Why relay?

Published 11:07 pm Tuesday, May 6, 2014



The 2014 Relay for Life was a huge success this year. The committee surpassed several goals, including the number of teams that registered as well as the number of survivors who participated. There were also a number of new teams that participated this year.

Chairperson Dawn Johnston, co-chair Carol West and the rest of the 12 Relay for Life committee members spent many hours of their own time to make all of it possible. The teams also had a big part in the event’s success. It was a great display of community involvement by all parties involved.

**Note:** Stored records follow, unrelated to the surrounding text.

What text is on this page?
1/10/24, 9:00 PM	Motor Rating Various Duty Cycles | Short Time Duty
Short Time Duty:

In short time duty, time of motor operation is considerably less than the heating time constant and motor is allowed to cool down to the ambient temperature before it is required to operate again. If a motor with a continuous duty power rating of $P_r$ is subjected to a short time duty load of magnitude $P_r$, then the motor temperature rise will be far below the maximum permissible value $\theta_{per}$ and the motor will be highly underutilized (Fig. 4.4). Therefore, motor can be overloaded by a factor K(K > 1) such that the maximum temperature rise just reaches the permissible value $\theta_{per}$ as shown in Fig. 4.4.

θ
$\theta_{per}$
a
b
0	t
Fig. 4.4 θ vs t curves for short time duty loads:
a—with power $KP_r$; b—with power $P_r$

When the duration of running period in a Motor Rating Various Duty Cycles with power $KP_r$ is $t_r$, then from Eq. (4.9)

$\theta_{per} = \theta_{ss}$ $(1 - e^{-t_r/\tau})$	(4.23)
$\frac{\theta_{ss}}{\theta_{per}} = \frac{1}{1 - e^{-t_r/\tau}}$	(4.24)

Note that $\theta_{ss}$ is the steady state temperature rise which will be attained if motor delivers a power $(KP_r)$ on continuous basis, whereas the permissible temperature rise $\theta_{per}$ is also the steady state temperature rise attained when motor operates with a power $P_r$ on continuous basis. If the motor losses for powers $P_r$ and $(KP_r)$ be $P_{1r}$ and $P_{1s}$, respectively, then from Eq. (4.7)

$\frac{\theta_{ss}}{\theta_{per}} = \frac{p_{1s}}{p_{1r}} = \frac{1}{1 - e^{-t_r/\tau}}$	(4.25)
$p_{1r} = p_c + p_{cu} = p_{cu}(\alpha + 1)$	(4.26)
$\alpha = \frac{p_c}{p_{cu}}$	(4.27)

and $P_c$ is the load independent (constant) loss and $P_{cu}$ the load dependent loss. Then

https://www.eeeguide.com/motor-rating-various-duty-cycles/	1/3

The luminary ceremony was amazing. At 9 p.m., all of the lights at Wagner Field went off, and you could see lanterns in the stands spelling out words like ‘love’ and ‘hope’ and in the form of the cancer awareness ribbon. There was a video shown that displayed pictures of cancer patients and survivors. It was very touching.

On Saturday morning, the remaining participants met for the survivor breakfast and the closing ceremonies. Everyone had been up all night long for the most part and it was amazing to see that all of these people still had smiles on their faces and the energy to carry on joking with one another and talking and cheering for Relay. Every five minutes someone, mostly West and Johnston, would yell out 1-2-3, Relay! The dedication of all of these people was inspirational.

At the end of closing ceremonies, the committee called the team leaders together for a “group huddle”. Well, they fell for it and the committee pulls out cans of silly string and starts spraying the leaders and survivors and anyone in the vicinity. It was a lot of fun and it was for a good cause.

After talking to some survivors and hearing their testimonies one thing became clear — these people are serious about cancer research and they are serious about honoring those who have had cancer or survived cancer. Another thing became clear — these people have the best attitudes and outlooks on life. They live for today. They don’t take one second for granted. They relay not only because it is a good cause — they relay because, for them, it is a lifeline and a brother-/sisterhood.